Born and raised in Sheridan, WY, a significant part of my family history (my mother’s side of the family) worked in Sheridan County coal mines. One of my great-grandfathers was the General Superintendent of Sheridan, WY, Coal Company, the owner of several of the mines operating in the era mentioned in the article.
My other great-grandfather was a mine foreman. I have his and my great-grandmother’s original Certificates of Naturalization dated June 19, 1925. When the mine at Monarch closed, my grandparents and my parents moved to Sheridan, the year I was born. My father’s side of the family were coal miners near Rock Springs, Wyo.
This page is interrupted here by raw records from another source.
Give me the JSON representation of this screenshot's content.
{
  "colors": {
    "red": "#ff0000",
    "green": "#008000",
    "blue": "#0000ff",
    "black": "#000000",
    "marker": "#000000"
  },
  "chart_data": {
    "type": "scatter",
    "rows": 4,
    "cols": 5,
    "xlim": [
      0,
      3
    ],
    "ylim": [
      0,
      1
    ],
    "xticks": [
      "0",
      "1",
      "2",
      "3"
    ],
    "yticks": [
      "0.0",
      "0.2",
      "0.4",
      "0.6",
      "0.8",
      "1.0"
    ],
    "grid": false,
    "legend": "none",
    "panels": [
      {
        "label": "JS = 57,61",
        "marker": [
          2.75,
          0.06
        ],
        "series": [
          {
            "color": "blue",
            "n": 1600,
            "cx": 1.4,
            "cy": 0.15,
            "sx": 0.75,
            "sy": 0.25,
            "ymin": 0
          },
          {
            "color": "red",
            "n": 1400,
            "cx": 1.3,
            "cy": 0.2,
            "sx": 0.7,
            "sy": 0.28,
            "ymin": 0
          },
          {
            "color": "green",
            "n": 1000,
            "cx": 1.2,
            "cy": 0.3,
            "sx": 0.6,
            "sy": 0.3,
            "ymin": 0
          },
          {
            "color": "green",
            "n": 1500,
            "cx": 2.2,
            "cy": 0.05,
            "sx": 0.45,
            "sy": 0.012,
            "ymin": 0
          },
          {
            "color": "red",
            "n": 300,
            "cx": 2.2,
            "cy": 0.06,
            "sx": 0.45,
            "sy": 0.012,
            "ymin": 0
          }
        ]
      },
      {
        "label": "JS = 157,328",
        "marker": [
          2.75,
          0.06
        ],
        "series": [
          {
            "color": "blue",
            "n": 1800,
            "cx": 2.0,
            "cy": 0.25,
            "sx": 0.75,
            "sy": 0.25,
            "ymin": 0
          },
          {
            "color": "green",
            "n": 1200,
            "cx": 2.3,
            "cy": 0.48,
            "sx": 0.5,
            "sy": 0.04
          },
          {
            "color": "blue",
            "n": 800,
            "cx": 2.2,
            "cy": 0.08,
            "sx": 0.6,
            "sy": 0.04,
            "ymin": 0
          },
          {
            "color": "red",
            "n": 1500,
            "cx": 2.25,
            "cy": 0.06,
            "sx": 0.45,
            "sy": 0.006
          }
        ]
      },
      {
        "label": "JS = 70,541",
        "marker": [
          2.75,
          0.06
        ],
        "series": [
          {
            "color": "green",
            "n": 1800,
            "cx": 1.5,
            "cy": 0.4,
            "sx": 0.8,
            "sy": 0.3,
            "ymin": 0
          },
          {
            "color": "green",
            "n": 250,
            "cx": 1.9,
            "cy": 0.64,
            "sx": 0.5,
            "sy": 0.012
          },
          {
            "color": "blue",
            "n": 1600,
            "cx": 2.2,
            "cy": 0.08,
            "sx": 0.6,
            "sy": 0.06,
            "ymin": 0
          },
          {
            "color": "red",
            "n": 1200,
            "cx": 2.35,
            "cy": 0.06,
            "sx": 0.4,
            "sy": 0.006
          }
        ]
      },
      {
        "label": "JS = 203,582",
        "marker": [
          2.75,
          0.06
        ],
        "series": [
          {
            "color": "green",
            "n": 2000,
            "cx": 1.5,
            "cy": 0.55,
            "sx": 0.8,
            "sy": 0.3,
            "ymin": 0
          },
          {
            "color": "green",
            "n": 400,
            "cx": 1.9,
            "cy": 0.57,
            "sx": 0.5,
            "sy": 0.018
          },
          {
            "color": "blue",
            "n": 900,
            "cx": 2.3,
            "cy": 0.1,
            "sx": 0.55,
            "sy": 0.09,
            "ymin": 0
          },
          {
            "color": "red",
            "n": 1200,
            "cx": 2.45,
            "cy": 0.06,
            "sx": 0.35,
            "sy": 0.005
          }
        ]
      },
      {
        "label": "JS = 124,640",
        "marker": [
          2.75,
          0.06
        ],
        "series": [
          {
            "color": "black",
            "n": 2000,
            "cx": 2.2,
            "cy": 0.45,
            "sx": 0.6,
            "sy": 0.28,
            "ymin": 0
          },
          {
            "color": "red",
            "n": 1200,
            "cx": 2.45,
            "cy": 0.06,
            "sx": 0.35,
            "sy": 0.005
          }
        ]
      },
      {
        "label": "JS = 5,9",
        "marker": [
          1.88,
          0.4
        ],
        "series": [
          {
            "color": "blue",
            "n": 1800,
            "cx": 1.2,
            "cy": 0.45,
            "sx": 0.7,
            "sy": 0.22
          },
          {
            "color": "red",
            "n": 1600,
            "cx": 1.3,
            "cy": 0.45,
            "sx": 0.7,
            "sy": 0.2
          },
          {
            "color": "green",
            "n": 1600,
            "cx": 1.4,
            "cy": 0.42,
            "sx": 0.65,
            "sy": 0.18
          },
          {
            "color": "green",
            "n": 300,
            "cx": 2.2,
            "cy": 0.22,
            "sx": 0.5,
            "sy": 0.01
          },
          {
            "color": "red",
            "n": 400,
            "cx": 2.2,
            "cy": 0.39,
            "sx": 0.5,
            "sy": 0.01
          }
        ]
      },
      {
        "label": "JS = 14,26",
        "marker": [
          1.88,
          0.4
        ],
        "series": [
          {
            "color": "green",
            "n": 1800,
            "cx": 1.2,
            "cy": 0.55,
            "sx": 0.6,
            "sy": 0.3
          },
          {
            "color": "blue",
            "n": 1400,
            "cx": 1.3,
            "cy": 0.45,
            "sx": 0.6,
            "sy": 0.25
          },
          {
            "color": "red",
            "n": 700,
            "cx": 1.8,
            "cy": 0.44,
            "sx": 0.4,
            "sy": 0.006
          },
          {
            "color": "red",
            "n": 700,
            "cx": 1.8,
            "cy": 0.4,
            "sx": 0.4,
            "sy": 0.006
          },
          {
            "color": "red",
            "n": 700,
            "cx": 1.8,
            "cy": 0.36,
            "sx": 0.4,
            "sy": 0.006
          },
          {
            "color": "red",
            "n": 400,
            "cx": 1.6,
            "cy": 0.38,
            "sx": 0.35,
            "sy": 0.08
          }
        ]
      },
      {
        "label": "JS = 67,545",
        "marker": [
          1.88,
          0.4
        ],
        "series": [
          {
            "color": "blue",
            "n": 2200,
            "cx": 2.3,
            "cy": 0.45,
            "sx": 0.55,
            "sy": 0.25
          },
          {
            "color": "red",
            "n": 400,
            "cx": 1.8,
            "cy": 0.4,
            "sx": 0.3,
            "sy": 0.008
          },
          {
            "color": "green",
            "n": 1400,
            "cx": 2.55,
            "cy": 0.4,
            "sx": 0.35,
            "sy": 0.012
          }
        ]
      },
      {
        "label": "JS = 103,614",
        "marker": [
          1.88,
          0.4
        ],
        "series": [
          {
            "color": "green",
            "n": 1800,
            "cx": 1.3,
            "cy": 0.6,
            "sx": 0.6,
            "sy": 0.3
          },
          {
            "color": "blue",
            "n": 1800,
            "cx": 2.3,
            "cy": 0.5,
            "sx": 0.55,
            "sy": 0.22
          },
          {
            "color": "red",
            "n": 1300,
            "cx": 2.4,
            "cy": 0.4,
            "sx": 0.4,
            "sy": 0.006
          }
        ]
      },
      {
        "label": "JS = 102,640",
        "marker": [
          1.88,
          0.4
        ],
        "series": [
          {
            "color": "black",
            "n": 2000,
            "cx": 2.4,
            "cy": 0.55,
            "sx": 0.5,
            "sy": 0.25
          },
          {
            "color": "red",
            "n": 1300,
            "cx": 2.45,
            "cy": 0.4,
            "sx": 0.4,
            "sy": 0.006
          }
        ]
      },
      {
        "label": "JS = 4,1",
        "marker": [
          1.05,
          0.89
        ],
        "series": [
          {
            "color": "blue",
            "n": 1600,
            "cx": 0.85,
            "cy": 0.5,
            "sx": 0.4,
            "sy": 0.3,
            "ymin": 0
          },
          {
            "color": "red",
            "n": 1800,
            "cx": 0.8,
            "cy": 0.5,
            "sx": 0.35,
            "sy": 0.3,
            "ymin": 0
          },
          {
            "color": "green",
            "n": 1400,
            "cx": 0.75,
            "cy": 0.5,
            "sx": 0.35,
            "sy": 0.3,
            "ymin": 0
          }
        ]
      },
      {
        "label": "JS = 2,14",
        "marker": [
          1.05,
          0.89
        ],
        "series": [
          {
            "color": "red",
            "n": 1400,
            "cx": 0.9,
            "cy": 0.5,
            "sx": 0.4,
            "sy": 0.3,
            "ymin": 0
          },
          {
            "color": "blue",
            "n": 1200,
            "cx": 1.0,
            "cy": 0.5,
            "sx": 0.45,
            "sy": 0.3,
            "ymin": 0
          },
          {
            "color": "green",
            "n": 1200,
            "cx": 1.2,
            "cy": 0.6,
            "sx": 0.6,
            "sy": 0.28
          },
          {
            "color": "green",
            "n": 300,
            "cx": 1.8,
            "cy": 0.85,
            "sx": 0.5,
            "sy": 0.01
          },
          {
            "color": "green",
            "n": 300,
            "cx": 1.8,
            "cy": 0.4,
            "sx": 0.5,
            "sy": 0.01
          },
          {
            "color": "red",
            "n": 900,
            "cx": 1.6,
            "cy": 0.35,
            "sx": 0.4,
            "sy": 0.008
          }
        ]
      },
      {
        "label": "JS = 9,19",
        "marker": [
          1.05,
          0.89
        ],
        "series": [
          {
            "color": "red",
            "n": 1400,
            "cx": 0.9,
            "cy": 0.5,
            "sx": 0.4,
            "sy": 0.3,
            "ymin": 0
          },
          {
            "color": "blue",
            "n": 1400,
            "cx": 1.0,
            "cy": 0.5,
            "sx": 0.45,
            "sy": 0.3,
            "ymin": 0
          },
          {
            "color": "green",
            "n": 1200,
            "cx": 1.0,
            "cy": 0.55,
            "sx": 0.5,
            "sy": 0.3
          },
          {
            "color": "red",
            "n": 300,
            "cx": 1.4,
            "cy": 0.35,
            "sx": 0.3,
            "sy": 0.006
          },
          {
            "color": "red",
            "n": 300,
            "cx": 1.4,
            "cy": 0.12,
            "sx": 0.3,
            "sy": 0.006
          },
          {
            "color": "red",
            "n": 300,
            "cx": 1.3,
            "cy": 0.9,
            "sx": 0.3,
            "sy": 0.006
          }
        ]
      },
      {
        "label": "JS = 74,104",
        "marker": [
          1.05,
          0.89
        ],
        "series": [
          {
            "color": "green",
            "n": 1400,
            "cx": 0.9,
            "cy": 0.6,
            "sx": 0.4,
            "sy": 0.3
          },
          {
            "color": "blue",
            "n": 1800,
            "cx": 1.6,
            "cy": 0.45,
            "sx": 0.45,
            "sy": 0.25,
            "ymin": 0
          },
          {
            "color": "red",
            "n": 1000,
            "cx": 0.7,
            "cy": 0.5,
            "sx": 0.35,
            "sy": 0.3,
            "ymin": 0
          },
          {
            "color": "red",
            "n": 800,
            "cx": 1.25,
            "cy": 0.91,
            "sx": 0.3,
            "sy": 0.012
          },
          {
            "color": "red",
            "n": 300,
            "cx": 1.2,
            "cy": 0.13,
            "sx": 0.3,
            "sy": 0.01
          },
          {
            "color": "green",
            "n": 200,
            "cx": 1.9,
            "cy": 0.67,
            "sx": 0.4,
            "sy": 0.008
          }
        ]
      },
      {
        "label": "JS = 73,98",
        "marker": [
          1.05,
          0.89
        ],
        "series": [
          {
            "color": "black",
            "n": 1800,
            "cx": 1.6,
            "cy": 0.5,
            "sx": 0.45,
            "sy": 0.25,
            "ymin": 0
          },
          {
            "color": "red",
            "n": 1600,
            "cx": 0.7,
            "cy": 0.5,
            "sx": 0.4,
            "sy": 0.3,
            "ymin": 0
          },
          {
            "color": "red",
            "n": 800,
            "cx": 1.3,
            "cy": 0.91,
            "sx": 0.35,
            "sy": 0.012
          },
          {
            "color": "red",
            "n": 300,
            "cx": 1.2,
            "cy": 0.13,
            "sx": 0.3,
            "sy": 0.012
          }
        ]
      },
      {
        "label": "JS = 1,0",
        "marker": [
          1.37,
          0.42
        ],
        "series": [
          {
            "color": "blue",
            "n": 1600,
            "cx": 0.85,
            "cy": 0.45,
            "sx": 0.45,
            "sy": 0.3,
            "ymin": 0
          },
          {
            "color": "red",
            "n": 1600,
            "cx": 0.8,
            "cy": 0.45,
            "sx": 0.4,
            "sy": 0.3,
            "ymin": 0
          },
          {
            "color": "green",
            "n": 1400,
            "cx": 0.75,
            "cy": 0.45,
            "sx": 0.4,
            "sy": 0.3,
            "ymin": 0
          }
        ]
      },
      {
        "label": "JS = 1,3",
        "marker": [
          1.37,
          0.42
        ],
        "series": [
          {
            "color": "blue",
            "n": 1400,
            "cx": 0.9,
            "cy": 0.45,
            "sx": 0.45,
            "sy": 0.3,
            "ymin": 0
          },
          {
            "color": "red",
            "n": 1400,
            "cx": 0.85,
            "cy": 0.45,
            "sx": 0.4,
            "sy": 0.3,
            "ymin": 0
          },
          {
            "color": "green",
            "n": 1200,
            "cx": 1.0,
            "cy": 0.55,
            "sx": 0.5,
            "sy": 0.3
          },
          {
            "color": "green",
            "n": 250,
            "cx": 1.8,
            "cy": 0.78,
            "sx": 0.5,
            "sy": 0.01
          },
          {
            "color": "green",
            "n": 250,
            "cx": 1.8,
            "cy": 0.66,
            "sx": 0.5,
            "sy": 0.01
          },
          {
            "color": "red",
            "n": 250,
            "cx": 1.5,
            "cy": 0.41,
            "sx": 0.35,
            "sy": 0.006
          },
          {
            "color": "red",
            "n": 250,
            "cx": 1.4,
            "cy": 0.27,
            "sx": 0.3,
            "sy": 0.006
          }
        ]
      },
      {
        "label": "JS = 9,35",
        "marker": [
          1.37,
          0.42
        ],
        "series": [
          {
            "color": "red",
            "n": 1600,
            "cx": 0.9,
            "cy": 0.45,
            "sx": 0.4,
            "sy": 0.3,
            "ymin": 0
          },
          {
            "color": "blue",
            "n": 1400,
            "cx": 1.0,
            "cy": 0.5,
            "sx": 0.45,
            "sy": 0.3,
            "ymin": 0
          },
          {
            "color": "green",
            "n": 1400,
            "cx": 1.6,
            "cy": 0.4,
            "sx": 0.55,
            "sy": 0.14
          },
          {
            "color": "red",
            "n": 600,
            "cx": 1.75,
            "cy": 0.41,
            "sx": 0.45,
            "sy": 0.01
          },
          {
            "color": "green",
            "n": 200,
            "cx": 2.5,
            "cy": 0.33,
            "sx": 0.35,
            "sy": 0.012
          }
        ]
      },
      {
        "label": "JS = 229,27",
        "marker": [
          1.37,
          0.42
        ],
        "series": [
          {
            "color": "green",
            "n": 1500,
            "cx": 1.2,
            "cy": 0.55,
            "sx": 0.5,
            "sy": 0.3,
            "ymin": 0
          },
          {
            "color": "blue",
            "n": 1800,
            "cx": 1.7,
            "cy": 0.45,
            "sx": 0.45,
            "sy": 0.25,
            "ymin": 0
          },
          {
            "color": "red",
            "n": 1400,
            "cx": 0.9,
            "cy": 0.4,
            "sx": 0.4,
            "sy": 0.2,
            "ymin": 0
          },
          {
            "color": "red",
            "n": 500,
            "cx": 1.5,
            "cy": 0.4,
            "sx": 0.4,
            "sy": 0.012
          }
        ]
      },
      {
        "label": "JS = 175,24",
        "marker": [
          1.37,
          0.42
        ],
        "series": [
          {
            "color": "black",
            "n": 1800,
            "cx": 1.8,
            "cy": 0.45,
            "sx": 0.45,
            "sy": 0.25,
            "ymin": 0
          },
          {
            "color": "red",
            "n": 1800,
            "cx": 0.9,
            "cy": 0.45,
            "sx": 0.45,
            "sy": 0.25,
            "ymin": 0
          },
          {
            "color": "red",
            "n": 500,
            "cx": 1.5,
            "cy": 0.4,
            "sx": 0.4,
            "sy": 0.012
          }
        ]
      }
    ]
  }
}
Another connection to the article – the beef industry. I didn’t become a miner. I started working on a ranch in the Powder River Basin when I was in high school (1968) and while my beef industry association now goes beyond the ranch, it was that first ranch job that became the catalyst to a life-long career in the beef industry.
Just as coal mining and the mines near Sheridan have seen significant change, so has the beef industry. TSLN’s article illustrates well the changes that have occurred in two of Wyoming’s and our country’s major industries – mining and agriculture. Across rural America, close-knit ties were established in both mining and agricultural communities.
While change is inevitable, it is important to maintain those community ties built around agriculture and mining that have been the fabric of rural America. At the same time, as the beef industry continues to evolve in order to meet demand from both U.S. and global customers, it is imperative that cattlemen maintain forward progress.